Among the many complex interactions between humans and water in the Ganges river basin, perhaps none is more awe-inspiring than the religious festival of Kumbh Mela, which every twelve years hosts the largest single-purpose gathering of people on the planet, with an estimated 2 million temporary residents and 100 million total visitors in 2013. In the following excerpt from his book "Ganges Water Machine: Designing New India's Ancient River," Anthony Acciavatti recounts the history of this spectacular event, as well as the smaller annual Magh Mela - and explains why even though it is temporary, the huge tent settlement that supports these festivals is not the "instant city" it is often described as, but instead a microcosm of settlement patterns across the whole Ganges.
Dangling at the tip of the Ganga-Jamuna Doab, where the Lower Ganges Canal system terminates, the city of Allahabad overlooks the confluence of the Ganges and Jamuna rivers. While the Jamuna, to the south of the city, runs deep and narrow, the Ganges, to the north and east of the city, runs shallow and wide. Where these two rivers meet (and a third mythical river, the Saraswati), is known as the Triveni or Sangam, the most sacred site within Hinduism.

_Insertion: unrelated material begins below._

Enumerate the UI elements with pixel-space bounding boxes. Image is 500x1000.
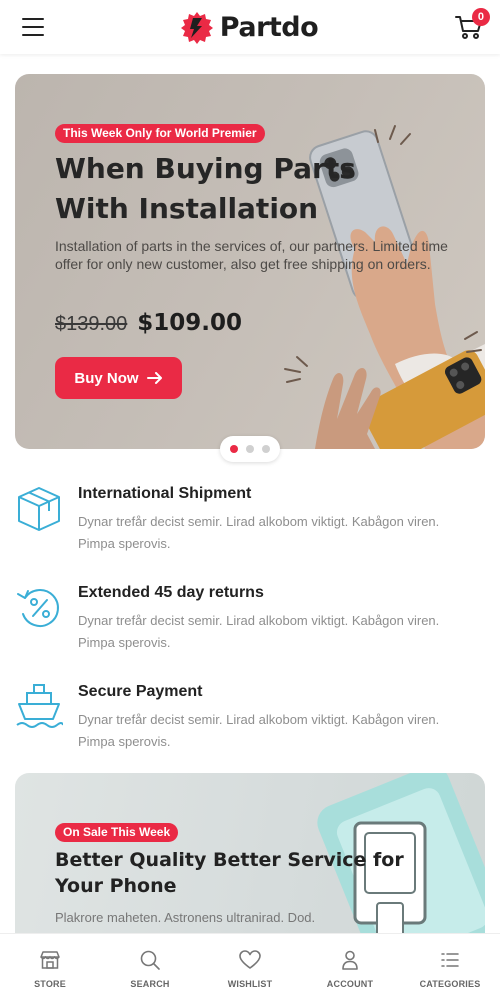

Every twelfth year, the sleepy university city of Allahabad is transformed into a colossal tent city populated by millions of pilgrims for the Kumbh Mela (literally Pitcher Celebration). And it all seems to happen so fast. After the deluge of the southwest monsoon (June-August), the waters of the Ganges and Jamuna slowly start to recede. A city grid is tattooed into the banks and shoals of the Ganges. Tents and temples pop up in October. Pontoon bridges stretch from one bank of the river to the other and pilgrims begin to arrive in January. Then come reporters and camera crews from all over the world, who come to document the life of what must at first appear to be the world’s largest Instant-Mega-City: a temporary tent city with the major infrastructure of a metropolis.